Hal tersebut menstimulus FNKSDA Jombang, LPM Unipdu serta beberapa jaringan lainnya menggelar diskusi Omnibus Law pada jum’at 6 maret 2020, bertempat di Gelora Unipdu Jombang. Diskusi yang dipantik oleh Haidar Adam (Dosen Fakultas Hukum Unair) dan Fahmi Saiyfuddin (FNKSDA Jombang) disambut antusias oleh santri, pelajar, serta mahasiswa Jombang dan sekitarnya.

Masayu selaku moderator diskusi membuka dengan pra-kata bahwa digelarnya diskusi ini adalah bentuk kajian bersama terkait omnibus law. Meningat sejak januari RUU tersebut telah menyulut demonstrasi para buruh, mahasiswa dan organ gerakan lainnya.

Pengantar Omnibus Law

Lanjut ke materi pertama, Adam yang juga peneliti HRLS (Human Right Law Studies) Unair memaparkan bahwa Omnibus Law merupakan metode menyatukan segala peraturan-peraturan kemudian menyatukan dalam satu peraturan. Istilah tersebut adalah upaya menciptakan harmonisasi hukum pada suatu negara.

Namun, penyederhanaan pasal-pasal tersebut menjadi bermasalah karena orientasi dibalik pembuatannya. Perang dagang antara Amerika dan China dalam menguasai pasar global membuktikan bahwa Indonesia tidak masuk dalam lima negara besar yang diminati Investor. Sebab itulah pemerintah melakukan penyesuaian hukum yang ramah terhadap investasi.

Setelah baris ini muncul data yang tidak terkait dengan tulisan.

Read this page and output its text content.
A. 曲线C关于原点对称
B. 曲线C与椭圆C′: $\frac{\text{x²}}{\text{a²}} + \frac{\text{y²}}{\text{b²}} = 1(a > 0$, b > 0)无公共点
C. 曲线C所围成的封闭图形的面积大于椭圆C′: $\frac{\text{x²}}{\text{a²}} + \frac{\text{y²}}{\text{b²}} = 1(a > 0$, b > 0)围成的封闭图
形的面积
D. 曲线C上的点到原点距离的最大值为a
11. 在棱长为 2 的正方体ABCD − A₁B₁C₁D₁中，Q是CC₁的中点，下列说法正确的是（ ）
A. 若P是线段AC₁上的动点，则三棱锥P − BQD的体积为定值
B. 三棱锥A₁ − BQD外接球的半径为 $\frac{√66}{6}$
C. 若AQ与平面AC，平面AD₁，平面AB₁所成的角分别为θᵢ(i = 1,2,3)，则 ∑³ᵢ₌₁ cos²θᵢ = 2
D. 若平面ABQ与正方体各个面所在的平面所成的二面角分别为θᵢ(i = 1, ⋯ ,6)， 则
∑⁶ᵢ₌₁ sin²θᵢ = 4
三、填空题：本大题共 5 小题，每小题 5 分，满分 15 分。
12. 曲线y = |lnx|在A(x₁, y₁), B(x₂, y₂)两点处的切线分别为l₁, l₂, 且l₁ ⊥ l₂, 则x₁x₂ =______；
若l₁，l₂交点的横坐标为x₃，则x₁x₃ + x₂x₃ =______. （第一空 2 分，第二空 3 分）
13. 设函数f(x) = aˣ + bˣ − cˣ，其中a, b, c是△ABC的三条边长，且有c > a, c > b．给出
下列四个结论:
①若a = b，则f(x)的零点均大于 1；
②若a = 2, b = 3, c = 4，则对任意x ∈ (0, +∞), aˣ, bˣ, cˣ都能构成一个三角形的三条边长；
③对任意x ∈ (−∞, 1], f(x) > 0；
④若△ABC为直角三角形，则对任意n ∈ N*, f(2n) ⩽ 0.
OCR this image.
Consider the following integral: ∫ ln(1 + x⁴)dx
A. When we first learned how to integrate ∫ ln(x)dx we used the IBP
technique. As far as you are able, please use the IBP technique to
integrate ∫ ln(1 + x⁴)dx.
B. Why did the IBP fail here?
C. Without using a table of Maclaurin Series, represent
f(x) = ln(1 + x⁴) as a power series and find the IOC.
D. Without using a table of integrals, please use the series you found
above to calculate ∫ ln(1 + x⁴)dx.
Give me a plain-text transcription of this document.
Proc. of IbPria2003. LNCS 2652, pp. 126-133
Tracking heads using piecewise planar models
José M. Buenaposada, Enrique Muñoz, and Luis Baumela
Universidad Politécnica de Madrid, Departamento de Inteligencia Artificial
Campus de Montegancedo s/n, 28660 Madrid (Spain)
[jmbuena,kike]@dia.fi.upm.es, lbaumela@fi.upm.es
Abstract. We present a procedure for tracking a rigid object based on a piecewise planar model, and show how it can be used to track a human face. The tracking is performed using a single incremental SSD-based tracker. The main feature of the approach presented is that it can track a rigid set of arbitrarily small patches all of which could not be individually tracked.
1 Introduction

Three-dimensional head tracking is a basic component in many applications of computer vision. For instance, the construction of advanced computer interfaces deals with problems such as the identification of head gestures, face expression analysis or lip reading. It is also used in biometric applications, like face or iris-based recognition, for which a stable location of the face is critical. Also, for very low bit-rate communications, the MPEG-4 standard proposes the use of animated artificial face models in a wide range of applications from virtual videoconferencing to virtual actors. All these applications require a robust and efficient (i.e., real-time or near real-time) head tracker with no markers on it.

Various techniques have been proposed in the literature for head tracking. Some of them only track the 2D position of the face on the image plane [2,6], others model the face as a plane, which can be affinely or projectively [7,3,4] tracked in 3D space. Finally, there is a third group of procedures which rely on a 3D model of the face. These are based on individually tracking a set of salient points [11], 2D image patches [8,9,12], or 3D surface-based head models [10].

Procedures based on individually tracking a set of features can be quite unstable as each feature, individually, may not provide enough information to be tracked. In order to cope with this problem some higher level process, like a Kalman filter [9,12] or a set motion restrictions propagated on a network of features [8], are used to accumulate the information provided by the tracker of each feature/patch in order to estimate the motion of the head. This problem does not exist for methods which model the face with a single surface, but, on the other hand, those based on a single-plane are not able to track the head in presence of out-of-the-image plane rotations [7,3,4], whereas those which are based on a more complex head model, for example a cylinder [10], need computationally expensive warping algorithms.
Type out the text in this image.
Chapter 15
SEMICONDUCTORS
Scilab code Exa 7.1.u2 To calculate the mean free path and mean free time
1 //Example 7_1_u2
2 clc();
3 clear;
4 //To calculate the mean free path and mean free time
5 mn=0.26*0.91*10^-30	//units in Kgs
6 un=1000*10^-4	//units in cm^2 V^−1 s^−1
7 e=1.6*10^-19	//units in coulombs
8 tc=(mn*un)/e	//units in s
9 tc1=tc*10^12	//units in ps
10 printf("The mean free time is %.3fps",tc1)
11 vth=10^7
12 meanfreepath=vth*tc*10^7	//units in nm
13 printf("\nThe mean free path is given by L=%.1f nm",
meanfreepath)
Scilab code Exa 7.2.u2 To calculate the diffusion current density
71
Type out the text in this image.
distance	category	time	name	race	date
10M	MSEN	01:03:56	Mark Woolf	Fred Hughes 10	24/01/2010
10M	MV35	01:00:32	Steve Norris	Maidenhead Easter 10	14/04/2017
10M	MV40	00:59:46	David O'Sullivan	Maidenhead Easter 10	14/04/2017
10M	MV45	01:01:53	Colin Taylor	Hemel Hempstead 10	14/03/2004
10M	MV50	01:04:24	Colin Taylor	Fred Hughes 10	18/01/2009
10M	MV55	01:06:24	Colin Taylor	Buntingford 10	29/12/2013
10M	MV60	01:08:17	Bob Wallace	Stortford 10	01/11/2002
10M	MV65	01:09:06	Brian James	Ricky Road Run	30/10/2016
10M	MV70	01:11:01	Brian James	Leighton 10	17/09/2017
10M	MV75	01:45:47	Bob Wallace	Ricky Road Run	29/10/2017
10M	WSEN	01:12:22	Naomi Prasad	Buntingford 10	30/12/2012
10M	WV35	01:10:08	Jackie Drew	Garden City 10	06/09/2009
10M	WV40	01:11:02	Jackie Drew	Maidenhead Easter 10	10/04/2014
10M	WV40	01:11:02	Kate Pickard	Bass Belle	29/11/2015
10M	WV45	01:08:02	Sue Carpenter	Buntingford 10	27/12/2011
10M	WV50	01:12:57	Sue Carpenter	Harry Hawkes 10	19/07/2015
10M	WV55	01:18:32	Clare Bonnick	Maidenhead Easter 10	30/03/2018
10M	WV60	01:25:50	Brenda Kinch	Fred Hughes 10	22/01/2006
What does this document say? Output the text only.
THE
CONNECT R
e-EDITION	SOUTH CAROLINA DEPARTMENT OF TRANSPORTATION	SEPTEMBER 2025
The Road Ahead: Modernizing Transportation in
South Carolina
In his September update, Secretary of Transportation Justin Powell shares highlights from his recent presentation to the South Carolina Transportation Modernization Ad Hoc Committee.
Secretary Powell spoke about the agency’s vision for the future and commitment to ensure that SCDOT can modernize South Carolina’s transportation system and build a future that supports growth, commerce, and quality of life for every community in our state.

Haidar Adam mengatakan jika pemerintah berasumsi bahwa untuk terciptanya pemerataan ekonomi maka industrialisasi harus digalakkan. Dalam hal ini mengundang investor domestik atau internasional untuk berinvestasi di negeri ini.

Namun demi memaksakan kehendak tersebut, diperlukan penyesuaian supaya menarik minat investor untuk mau menanan modalnya di Indonesia,” lanjut Adam.

Ia menambahkan, misalnya demi menjaga stabitilas politik maka independen pers harus dibatasi supaya tidak mengusik laju investasi. Juga sistem upah per-jam kepada tenaga kerja, dan dicabutnya segala tunjangan sosial serta pelbagai cuti yang sebelumnya ditetapkan di UU Ketenagakerjaan. Bahkan analisis mengenai dampak lingkungan hanya sebagai pertimbangan saja, serta kemudahan-kemudahan lainnya yang memanjakan Investor.

Hal tersebut terejawantahkan dalam draf naskah akademik UU Cipta Kerja (CIKAR) atau yang sebelumnya bersama Cipta Lapangan Kerja (CILAKA) yang oleh Presiden Jokowi akan disahkan dalam 100 hari kerja.

Padahal jika berkaca pada Inggris, dibutuhkan waktu 10 tahun untuk terciptanya harmonisasi undang-undang. Melihat prosesnya yang tertutup serta regulasi yang terbilang mentah, maka jelas ini sebuah pemaksaan kehendak dalam sistematika hukum.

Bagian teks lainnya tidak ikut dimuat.